- Born: Lilian Audrey Joan Peart November 29, 1927 London, England, UK
- Died: July 16, 2001 (aged 73) Middletown, New Jersey, US
- Occupation: Television producer
- Years active: 1968–1998
- Known for: Saturday Night Live

= Audrey Peart Dickman =

British-American television producer

Lilian Audrey Joan Peart Dickman (November 29, 1927 – July 16, 2001) was a British-born American television producer, best known for her work on the first eighteen years of Saturday Night Live.

==Early life and education==
Peart was born in London, the daughter of William George Peart and Alice Agnes Stannard Peart. Her father, a labourer, was in the Royal Navy Volunteer Reserve during World War I; he was also enlisted to serve in World War II.

==Career==
Dickman worked in American television from 1968, beginning as a production assistant on The Kraft Music Hall variety program.
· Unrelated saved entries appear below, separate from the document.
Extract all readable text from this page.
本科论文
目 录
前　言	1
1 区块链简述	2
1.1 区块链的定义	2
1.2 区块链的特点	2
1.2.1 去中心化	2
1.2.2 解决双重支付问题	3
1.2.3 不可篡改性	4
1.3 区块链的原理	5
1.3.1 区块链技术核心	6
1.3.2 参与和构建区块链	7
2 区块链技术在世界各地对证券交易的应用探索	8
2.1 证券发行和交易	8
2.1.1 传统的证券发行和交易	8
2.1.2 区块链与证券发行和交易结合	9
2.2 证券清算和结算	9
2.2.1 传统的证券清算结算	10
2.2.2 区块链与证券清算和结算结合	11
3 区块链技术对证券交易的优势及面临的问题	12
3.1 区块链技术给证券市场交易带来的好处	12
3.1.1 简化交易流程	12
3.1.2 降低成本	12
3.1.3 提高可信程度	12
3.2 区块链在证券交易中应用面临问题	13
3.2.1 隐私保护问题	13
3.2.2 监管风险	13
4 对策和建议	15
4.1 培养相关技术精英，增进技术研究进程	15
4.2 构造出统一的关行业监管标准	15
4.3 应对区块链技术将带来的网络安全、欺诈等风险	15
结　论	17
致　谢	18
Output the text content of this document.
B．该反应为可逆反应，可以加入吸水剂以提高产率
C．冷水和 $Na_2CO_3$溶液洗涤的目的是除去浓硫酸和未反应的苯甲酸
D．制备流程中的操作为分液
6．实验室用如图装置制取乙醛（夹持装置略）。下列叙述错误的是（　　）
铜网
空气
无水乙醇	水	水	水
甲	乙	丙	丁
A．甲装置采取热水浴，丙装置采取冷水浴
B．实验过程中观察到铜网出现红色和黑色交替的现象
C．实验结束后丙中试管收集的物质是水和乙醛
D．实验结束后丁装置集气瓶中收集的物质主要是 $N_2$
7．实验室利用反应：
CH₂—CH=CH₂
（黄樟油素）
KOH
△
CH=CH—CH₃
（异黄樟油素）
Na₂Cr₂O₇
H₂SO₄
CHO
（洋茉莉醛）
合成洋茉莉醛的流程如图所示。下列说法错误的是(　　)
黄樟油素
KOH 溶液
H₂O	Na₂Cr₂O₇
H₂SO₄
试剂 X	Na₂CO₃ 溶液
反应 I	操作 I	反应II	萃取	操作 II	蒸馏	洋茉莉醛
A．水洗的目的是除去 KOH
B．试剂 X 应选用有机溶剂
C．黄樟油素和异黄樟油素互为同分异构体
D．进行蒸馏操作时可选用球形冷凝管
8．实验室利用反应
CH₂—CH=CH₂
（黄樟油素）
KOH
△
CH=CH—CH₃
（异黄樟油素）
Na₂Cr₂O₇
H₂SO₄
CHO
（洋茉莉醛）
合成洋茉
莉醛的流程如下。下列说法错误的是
She worked with Jim Henson on two Muppets specials, before Dickman and Henson both became involved in the NBC late night sketch program Saturday Night Live (SNL). Dickman was at the auditions for the first cast, and stayed with SNL for eighteen seasons, in various producer roles. Jane Curtin played a character named "Audrey Peart Dickman" in several sketches. Dick Ebersol considered her one of the few "adults" in the show's early days; she was seventeen years older than Lorne Michaels, and at least 20 years older than many of the young writers and performers.

During and after her time working on SNL, Dickman produced compilations focusing on various cast members; her last of these was a collection of Phil Hartman's best sketches, released in 1998.

==Television and video productions==
- The Kraft Music Hall (1968–1970)
- Singer Presents Burt Bacharach (1971)
- Acts of Love and Other Comedies (1973)
- The Muppets Valentine Show (1974)
- The Muppet Show: Sex and Violence (1975)
- Happy Endings (1975)
- Saturday Night Live (1975–1993, various producer roles)
- Bob & Ray, Jane, Laraine, & Gilda (1979, associate producer)
- The Best of John Belushi (1985, associate producer)
- The Best of Dan Aykroyd (1986, associate producer)
- The 40th Annual Primetime Emmy Awards (1988, production consultant)
- Saturday Night Live: The Best of Robin Williams (1991, coordinating producer)
- Best of Saturday Night Live: Special Edition (1992, coordinating producer)
- Saturday Night Live: The Best of Phil Hartman (1998, coordinating producer)

==Personal life and legacy==
Peart married Bernard N. Dickman in 1971. She died in 2001, at the age of 73, at her home in Middletown Township, New Jersey. In May 2002, there was a memorial gathering of about 150 members of the casts and crew of SNL at Studio 8H, because "Dickman occupied a special place in the hearts of the show's cast and crew for more than two decades." She was included in the "In Memoriam" segment of the Saturday Night Live 40th Anniversary Special in 2015. In 2024, Dickman was portrayed by actress Kirsty Woodward in the Jason Reitman film Saturday Night.